Sin necesidad siquiera de recordarlo, el valencianismo se desplegará este sábado, en una ciudad en la que se siente como local, con una energía que le viene asimilada desde que llenara trenes y barcos para acudir a Montjuic en 1934. Y será a nuestra tan particular e innegociable manera. Con pinturas multicromadas de guerra, de blanco, naranja, senyera, granate, con banderas de Heysel y camisetas de Luanvi, con carteles de la Geperudeta, con ‘Esta sí, Esta no’ en la fan zone, invocando al Piojo y llenando cada callejuela del centro de Sevilla de pirotecnia. Quizá hasta Rafa Lahuerta vuelva a escribir un artículo talismán, como en el triunfo del 19. Si alguno queda escéptico, el entusiasmo cargado de simbología propia de la hinchada del Betis, el equipo favorito para la España amable, le activará las pilas.
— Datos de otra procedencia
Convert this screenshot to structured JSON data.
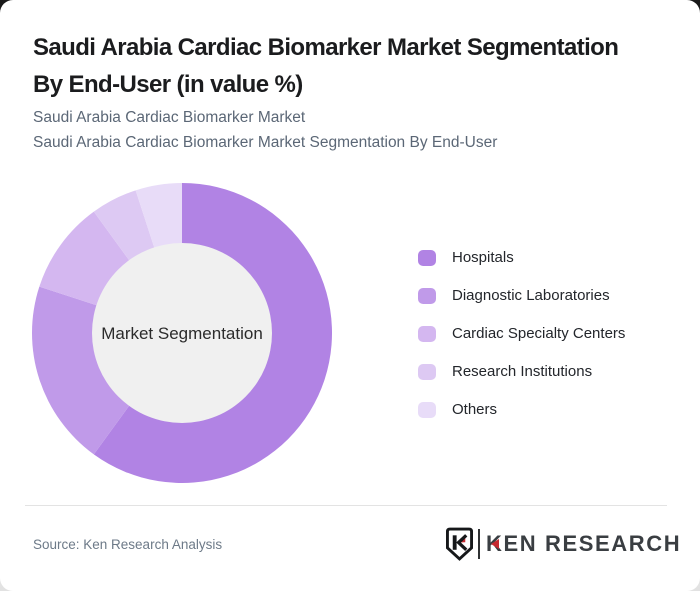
{
  "page": {
    "theme": {
      "card_bg": "#ffffff",
      "top_corner_bg": "#191919",
      "divider": "#e3e3e3",
      "title_color": "#1b1c1e",
      "subtitle_color": "#5b6776"
    }
  },
  "header": {
    "title_lines": [
      "Saudi Arabia Cardiac Biomarker Market Segmentation",
      "By End-User (in value %)"
    ],
    "subtitle_lines": [
      "Saudi Arabia Cardiac Biomarker Market",
      "Saudi Arabia Cardiac Biomarker Market Segmentation By End-User"
    ]
  },
  "chart_data": {
    "type": "pie",
    "variant": "donut",
    "title": "Saudi Arabia Cardiac Biomarker Market Segmentation By End-User (in value %)",
    "center_label": "Market Segmentation",
    "categories": [
      "Hospitals",
      "Diagnostic Laboratories",
      "Cardiac Specialty Centers",
      "Research Institutions",
      "Others"
    ],
    "values": [
      60,
      20,
      10,
      5,
      5
    ],
    "colors": [
      "#b183e4",
      "#c09ae9",
      "#d4b7f0",
      "#ddc9f3",
      "#e8dcf8"
    ],
    "hole_color": "#f0f0f0",
    "hole_ratio": 0.6,
    "start_angle_deg": 0,
    "direction": "clockwise",
    "legend_position": "right",
    "data_labels_shown": false
  },
  "footer": {
    "source": "Source: Ken Research Analysis",
    "logo": {
      "brand": "KEN RESEARCH",
      "monogram": "K",
      "red": "#c5282f",
      "dark": "#3a3e42"
    }
  }
}
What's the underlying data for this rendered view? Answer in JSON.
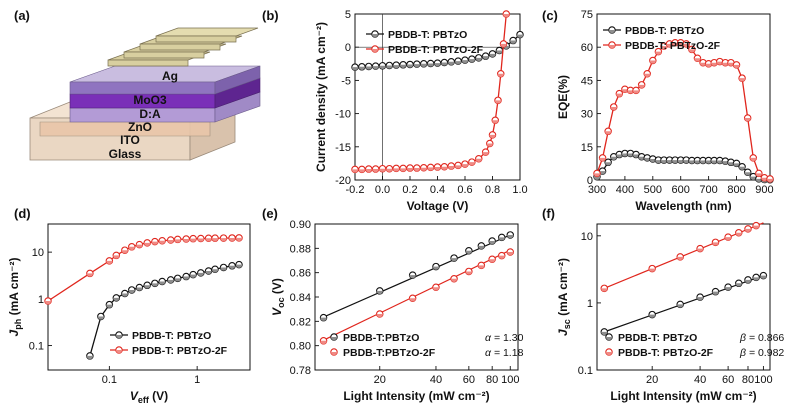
{
  "colors": {
    "black": "#111111",
    "red": "#e0261d",
    "red_fill": "#f08a84",
    "grey_fill": "#8e8e8e"
  },
  "panel_a": {
    "label": "(a)",
    "layers": [
      "Ag",
      "MoO3",
      "D:A",
      "ZnO",
      "ITO",
      "Glass"
    ]
  },
  "chart_data": [
    {
      "id": "b",
      "panel_label": "(b)",
      "type": "line",
      "xlabel": "Voltage (V)",
      "ylabel": "Current density (mA cm⁻²)",
      "xlim": [
        -0.2,
        1.0
      ],
      "ylim": [
        -20,
        5
      ],
      "xticks": [
        -0.2,
        0.0,
        0.2,
        0.4,
        0.6,
        0.8,
        1.0
      ],
      "xtick_labels": [
        "-0.2",
        "0.0",
        "0.2",
        "0.4",
        "0.6",
        "0.8",
        "1.0"
      ],
      "yticks": [
        -20,
        -15,
        -10,
        -5,
        0,
        5
      ],
      "ytick_labels": [
        "-20",
        "-15",
        "-10",
        "-5",
        "0",
        "5"
      ],
      "zero_lines": true,
      "legend_position": "top-right",
      "series": [
        {
          "name": "PBDB-T: PBTzO",
          "color": "black",
          "x": [
            -0.2,
            -0.15,
            -0.1,
            -0.05,
            0.0,
            0.05,
            0.1,
            0.15,
            0.2,
            0.25,
            0.3,
            0.35,
            0.4,
            0.45,
            0.5,
            0.55,
            0.6,
            0.65,
            0.7,
            0.75,
            0.8,
            0.85,
            0.9,
            0.95,
            1.0
          ],
          "y": [
            -3.0,
            -2.95,
            -2.9,
            -2.85,
            -2.8,
            -2.75,
            -2.7,
            -2.65,
            -2.6,
            -2.55,
            -2.5,
            -2.45,
            -2.4,
            -2.3,
            -2.2,
            -2.1,
            -1.95,
            -1.8,
            -1.6,
            -1.35,
            -1.0,
            -0.5,
            0.2,
            1.0,
            1.9
          ]
        },
        {
          "name": "PBDB-T: PBTzO-2F",
          "color": "red",
          "x": [
            -0.2,
            -0.15,
            -0.1,
            -0.05,
            0.0,
            0.05,
            0.1,
            0.15,
            0.2,
            0.25,
            0.3,
            0.35,
            0.4,
            0.45,
            0.5,
            0.55,
            0.6,
            0.65,
            0.7,
            0.75,
            0.78,
            0.8,
            0.82,
            0.84,
            0.86,
            0.88,
            0.9
          ],
          "y": [
            -18.4,
            -18.4,
            -18.35,
            -18.35,
            -18.3,
            -18.3,
            -18.25,
            -18.25,
            -18.2,
            -18.2,
            -18.15,
            -18.1,
            -18.05,
            -18.0,
            -17.9,
            -17.8,
            -17.6,
            -17.3,
            -16.8,
            -15.8,
            -14.5,
            -13.2,
            -11.0,
            -8.0,
            -4.0,
            0.5,
            5.0
          ]
        }
      ]
    },
    {
      "id": "c",
      "panel_label": "(c)",
      "type": "line",
      "xlabel": "Wavelength (nm)",
      "ylabel": "EQE(%)",
      "xlim": [
        300,
        920
      ],
      "ylim": [
        0,
        75
      ],
      "xticks": [
        300,
        400,
        500,
        600,
        700,
        800,
        900
      ],
      "xtick_labels": [
        "300",
        "400",
        "500",
        "600",
        "700",
        "800",
        "900"
      ],
      "yticks": [
        0,
        15,
        30,
        45,
        60,
        75
      ],
      "ytick_labels": [
        "0",
        "15",
        "30",
        "45",
        "60",
        "75"
      ],
      "legend_position": "top-left",
      "series": [
        {
          "name": "PBDB-T: PBTzO",
          "color": "black",
          "x": [
            300,
            320,
            340,
            360,
            380,
            400,
            420,
            440,
            460,
            480,
            500,
            520,
            540,
            560,
            580,
            600,
            620,
            640,
            660,
            680,
            700,
            720,
            740,
            760,
            780,
            800,
            820,
            840,
            860,
            880,
            900,
            920
          ],
          "y": [
            1.5,
            4.0,
            8.0,
            10.5,
            11.5,
            12.0,
            12.0,
            11.5,
            10.5,
            10.0,
            9.5,
            9.0,
            9.0,
            9.0,
            9.0,
            9.0,
            9.0,
            8.8,
            8.8,
            8.8,
            8.8,
            8.8,
            8.8,
            8.5,
            8.0,
            7.5,
            6.0,
            3.5,
            1.5,
            0.5,
            0.2,
            0.1
          ]
        },
        {
          "name": "PBDB-T: PBTzO-2F",
          "color": "red",
          "x": [
            300,
            320,
            340,
            360,
            380,
            400,
            420,
            440,
            460,
            480,
            500,
            520,
            540,
            560,
            580,
            600,
            620,
            640,
            660,
            680,
            700,
            720,
            740,
            760,
            780,
            800,
            820,
            840,
            860,
            880,
            900,
            920
          ],
          "y": [
            3.0,
            10.0,
            22.0,
            33.0,
            39.0,
            41.0,
            40.5,
            40.5,
            43.0,
            48.0,
            54.0,
            58.0,
            60.5,
            61.5,
            62.0,
            62.0,
            61.5,
            59.0,
            55.0,
            53.0,
            52.5,
            53.0,
            53.5,
            53.0,
            53.0,
            52.0,
            46.0,
            28.0,
            10.0,
            3.0,
            1.0,
            0.5
          ]
        }
      ]
    },
    {
      "id": "d",
      "panel_label": "(d)",
      "type": "line",
      "xlabel": "V",
      "xlabel_sub": "eff",
      "xlabel_suffix": " (V)",
      "ylabel": "J",
      "ylabel_sub": "ph",
      "ylabel_suffix": " (mA cm⁻²)",
      "xscale": "log",
      "yscale": "log",
      "xlim": [
        0.02,
        4.0
      ],
      "ylim": [
        0.03,
        40
      ],
      "xticks": [
        0.1,
        1
      ],
      "xtick_labels": [
        "0.1",
        "1"
      ],
      "yticks": [
        0.1,
        1,
        10
      ],
      "ytick_labels": [
        "0.1",
        "1",
        "10"
      ],
      "legend_position": "bottom-right",
      "series": [
        {
          "name": "PBDB-T: PBTzO",
          "color": "black",
          "x": [
            0.06,
            0.08,
            0.1,
            0.12,
            0.15,
            0.18,
            0.22,
            0.27,
            0.33,
            0.4,
            0.5,
            0.6,
            0.75,
            0.9,
            1.1,
            1.35,
            1.6,
            2.0,
            2.5,
            3.0
          ],
          "y": [
            0.06,
            0.42,
            0.75,
            1.05,
            1.3,
            1.55,
            1.75,
            1.95,
            2.15,
            2.35,
            2.55,
            2.75,
            3.0,
            3.3,
            3.6,
            3.95,
            4.3,
            4.7,
            5.1,
            5.4
          ]
        },
        {
          "name": "PBDB-T: PBTzO-2F",
          "color": "red",
          "x": [
            0.02,
            0.06,
            0.1,
            0.12,
            0.15,
            0.18,
            0.22,
            0.27,
            0.33,
            0.4,
            0.5,
            0.6,
            0.75,
            0.9,
            1.1,
            1.35,
            1.6,
            2.0,
            2.5,
            3.0
          ],
          "y": [
            0.9,
            3.5,
            6.5,
            8.5,
            11.0,
            13.0,
            14.5,
            15.8,
            16.8,
            17.5,
            18.2,
            18.7,
            19.1,
            19.4,
            19.6,
            19.8,
            19.9,
            20.0,
            20.1,
            20.2
          ]
        }
      ]
    },
    {
      "id": "e",
      "panel_label": "(e)",
      "type": "scatter",
      "xlabel": "Light Intensity (mW cm⁻²)",
      "ylabel": "V",
      "ylabel_sub": "oc",
      "ylabel_suffix": " (V)",
      "xscale": "log",
      "xlim": [
        9,
        110
      ],
      "ylim": [
        0.78,
        0.9
      ],
      "xticks": [
        20,
        40,
        60,
        80,
        100
      ],
      "xtick_labels": [
        "20",
        "40",
        "60",
        "80",
        "100"
      ],
      "yticks": [
        0.78,
        0.8,
        0.82,
        0.84,
        0.86,
        0.88,
        0.9
      ],
      "ytick_labels": [
        "0.78",
        "0.80",
        "0.82",
        "0.84",
        "0.86",
        "0.88",
        "0.90"
      ],
      "legend_position": "bottom",
      "series": [
        {
          "name": "PBDB-T:PBTzO",
          "color": "black",
          "annotation_label": "α = ",
          "annotation_value": "1.30",
          "x": [
            10,
            20,
            30,
            40,
            50,
            60,
            70,
            80,
            90,
            100
          ],
          "y": [
            0.823,
            0.845,
            0.858,
            0.865,
            0.872,
            0.878,
            0.882,
            0.886,
            0.889,
            0.891
          ],
          "fit_x": [
            10,
            100
          ],
          "fit_y": [
            0.8235,
            0.891
          ]
        },
        {
          "name": "PBDB-T:PBTzO-2F",
          "color": "red",
          "annotation_label": "α = ",
          "annotation_value": "1.18",
          "x": [
            10,
            20,
            30,
            40,
            50,
            60,
            70,
            80,
            90,
            100
          ],
          "y": [
            0.804,
            0.826,
            0.839,
            0.848,
            0.855,
            0.861,
            0.866,
            0.871,
            0.874,
            0.877
          ],
          "fit_x": [
            10,
            100
          ],
          "fit_y": [
            0.8045,
            0.8785
          ]
        }
      ]
    },
    {
      "id": "f",
      "panel_label": "(f)",
      "type": "scatter",
      "xlabel": "Light Intensity (mW cm⁻²)",
      "ylabel": "J",
      "ylabel_sub": "sc",
      "ylabel_suffix": " (mA cm⁻²)",
      "xscale": "log",
      "yscale": "log",
      "xlim": [
        9,
        110
      ],
      "ylim": [
        0.1,
        15
      ],
      "xticks": [
        20,
        40,
        60,
        80,
        100
      ],
      "xtick_labels": [
        "20",
        "40",
        "60",
        "80",
        "100"
      ],
      "yticks": [
        0.1,
        1,
        10
      ],
      "ytick_labels": [
        "0.1",
        "1",
        "10"
      ],
      "legend_position": "bottom",
      "series": [
        {
          "name": "PBDB-T: PBTzO",
          "color": "black",
          "annotation_label": "β = ",
          "annotation_value": "0.866",
          "x": [
            10,
            20,
            30,
            40,
            50,
            60,
            70,
            80,
            90,
            100
          ],
          "y": [
            0.37,
            0.67,
            0.95,
            1.22,
            1.47,
            1.72,
            1.96,
            2.2,
            2.4,
            2.55
          ],
          "fit_x": [
            10,
            100
          ],
          "fit_y": [
            0.37,
            2.55
          ]
        },
        {
          "name": "PBDB-T: PBTzO-2F",
          "color": "red",
          "annotation_label": "β = ",
          "annotation_value": "0.982",
          "x": [
            10,
            20,
            30,
            40,
            50,
            60,
            70,
            80,
            90,
            100
          ],
          "y": [
            1.65,
            3.25,
            4.85,
            6.45,
            8.0,
            9.55,
            11.1,
            12.7,
            14.2,
            15.6
          ],
          "fit_x": [
            10,
            100
          ],
          "fit_y": [
            1.65,
            15.6
          ]
        }
      ]
    }
  ]
}
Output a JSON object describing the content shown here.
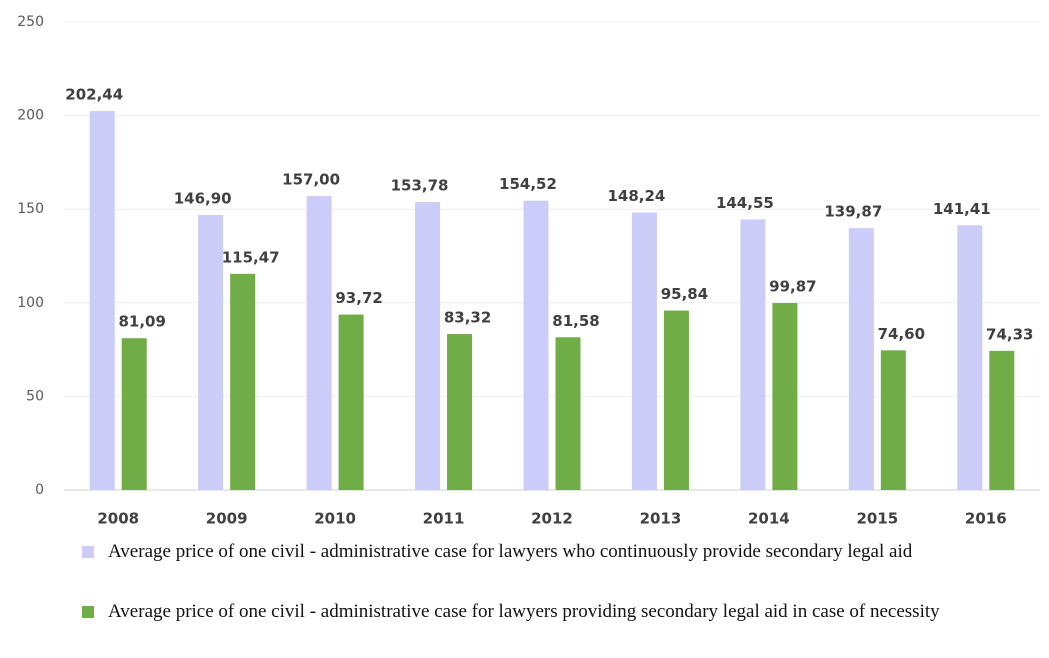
{
  "chart_data": {
    "type": "bar",
    "categories": [
      "2008",
      "2009",
      "2010",
      "2011",
      "2012",
      "2013",
      "2014",
      "2015",
      "2016"
    ],
    "series": [
      {
        "name": "Average price of one civil - administrative case for lawyers who continuously provide secondary legal aid",
        "color": "#ccccf8",
        "values": [
          202.44,
          146.9,
          157.0,
          153.78,
          154.52,
          148.24,
          144.55,
          139.87,
          141.41
        ],
        "value_labels": [
          "202,44",
          "146,90",
          "157,00",
          "153,78",
          "154,52",
          "148,24",
          "144,55",
          "139,87",
          "141,41"
        ]
      },
      {
        "name": "Average price of one civil - administrative case for lawyers providing secondary legal aid in case of necessity",
        "color": "#70ad47",
        "values": [
          81.09,
          115.47,
          93.72,
          83.32,
          81.58,
          95.84,
          99.87,
          74.6,
          74.33
        ],
        "value_labels": [
          "81,09",
          "115,47",
          "93,72",
          "83,32",
          "81,58",
          "95,84",
          "99,87",
          "74,60",
          "74,33"
        ]
      }
    ],
    "ylim": [
      0,
      250
    ],
    "yticks": [
      0,
      50,
      100,
      150,
      200,
      250
    ],
    "grid": true
  }
}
Hasta la probable lluvia la conectemos con la final del agua.

Todos los detalles están previstos. Hasta está pensado que los capitanes levanten juntos la Copa, porque fue así como alzaron el trofeo del 99 Camarasa, Mendieta y el Piojo. No sabemos qué será de nosotros en un año, con deudas, un estadio por terminar, otro por vender y una gestión infame. Pero el sábado se recordará, como en las presentaciones de Espanyeta, que aunque todo haya cambiado, seguimos hechos de memoria, grandeza y pólvora.